Block size = 32 bytes → Offset bits = log₂(32) = 5 bits
Number of sets = 128 → Index bits = log₂(128) = 7 bits
Tag bits = 32 − 7 − 5 = 20 bits
Verification: 20 + 7 + 5 = 32 ✓
Total cache size = 128 sets × 2 ways × 32 bytes = 8 KB
Example 2 — AMAT Calculation (GATE 2022)
Problem: A system has an L1 cache with 2 ns hit time and 5% miss rate. On a miss, it accesses main memory in 100 ns. A write buffer reduces effective miss penalty by 20 ns. What is the AMAT?
Hit time = 2 ns
Miss rate = 0.05
Miss penalty = 100 − 20 = 80 ns (after write buffer benefit)
AMAT = 2 + (0.05 × 80) = 2 + 4 = 6 ns
Example 3 — LRU Replacement Trace (GATE 2019)
Problem: A 2-way set-associative cache has 4 sets. Consider Set 0. Using LRU replacement, trace the following accesses and find the number of misses: Blocks 0, 4, 0, 8, 4, 0, 4
Blocks mapping to Set 0 (4 sets): 0, 4, 8, 12… (blocks where block# mod 4 = 0)
Cache Set 0 capacity: 2 ways
Access 0: MISS — cache: [0, —] (load 0)
Access 4: MISS — cache: [0, 4] (load 4)
Access 0: HIT — cache: [4, 0] (LRU: 4 is now oldest)
Access 8: MISS — evict LRU=4, cache: [0, 8]
Access 4: MISS — evict LRU=0, cache: [8, 4]
Access 0: MISS — evict LRU=8, cache: [4, 0]
Access 4: HIT — cache: [0, 4] (LRU: 0 is now oldest)
Total misses = 5, Hits = 2
10. Common Mistakes
-
Tag + Index + Offset not summing to address width
This is the most common calculation error. Always verify at the end. If you get Tag + Index + Offset ≠ 32 (or whatever the address width is), re-examine your log₂ calculations. -
Confusing local and global miss rate in multi-level cache
The global miss rate reaching memory = L1 miss rate × L2 miss rate. The AMAT formula uses global miss rate for the memory penalty term, not L2’s local miss rate alone. -
Updating LRU order only on misses, not on hits
In LRU, every access — hit or miss — updates the recency order. A line that was hit becomes the most recently used. Only tracking misses gives wrong eviction choices. -
Applying write-back’s dirty bit logic to write-through caches
Write-through caches do not need a dirty bit — main memory is always up to date. Dirty bits are exclusive to write-back caches and signal that a line must be written to memory before eviction. -
Forgetting that block size affects compulsory miss rate
Larger blocks reduce compulsory misses (more data fetched on each miss) but can increase miss penalty (more bytes to transfer). There is a diminishing return — the optimal block size balances these two effects. GATE occasionally asks about the effect of doubling block size.
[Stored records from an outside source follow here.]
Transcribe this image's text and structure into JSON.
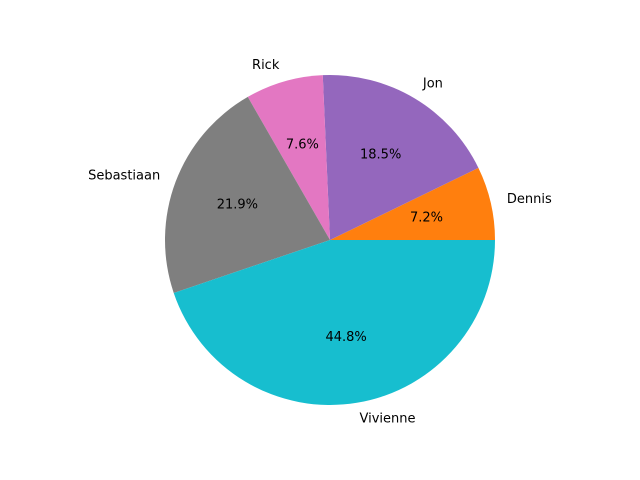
{
  "chart_data": {
    "type": "pie",
    "title": "",
    "slices": [
      {
        "label": "Dennis",
        "percent_label": "7.2%",
        "value": 7.2,
        "color": "#ff7f0e"
      },
      {
        "label": "Jon",
        "percent_label": "18.5%",
        "value": 18.5,
        "color": "#9467bd"
      },
      {
        "label": "Rick",
        "percent_label": "7.6%",
        "value": 7.6,
        "color": "#e377c2"
      },
      {
        "label": "Sebastiaan",
        "percent_label": "21.9%",
        "value": 21.9,
        "color": "#7f7f7f"
      },
      {
        "label": "Vivienne",
        "percent_label": "44.8%",
        "value": 44.8,
        "color": "#17becf"
      }
    ],
    "start_angle_deg": 0,
    "direction": "counterclockwise",
    "legend": "none"
  }
}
11. Frequently Asked Questions
What is AMAT in cache memory?
AMAT (Average Memory Access Time) is the weighted average time to access memory, accounting for both cache hits and misses: AMAT = Hit time + (Miss rate × Miss penalty). It is the primary metric for cache performance in GATE COA questions. For a two-level cache, the formula extends to include L2 hit time and L2 miss penalty.
What is the difference between direct mapped and set-associative cache?
A direct mapped cache has exactly one cache line per set — each memory block maps to exactly one location, making conflict misses likely. A k-way set-associative cache has k lines per set — a memory block maps to one set but can occupy any of the k positions, which dramatically reduces conflict misses at the cost of slightly more hardware to check k tags simultaneously.
How do you break down a memory address for cache?
Split the address into three fields (right to left): Block Offset = log₂(block size in bytes) bits, Index = log₂(number of sets) bits, Tag = remaining bits. For fully associative, there is no index field. Always verify that the three fields sum to the total physical address width.
What is the difference between write-through and write-back cache?
Write-through: every cache write is immediately propagated to main memory, keeping them always consistent. Uses more memory bandwidth. Write-back: writes go only to cache; a dirty bit marks modified lines; main memory is updated only when the dirty line is evicted. Uses less bandwidth but adds complexity. Write-back typically delivers better performance in high-bandwidth scenarios.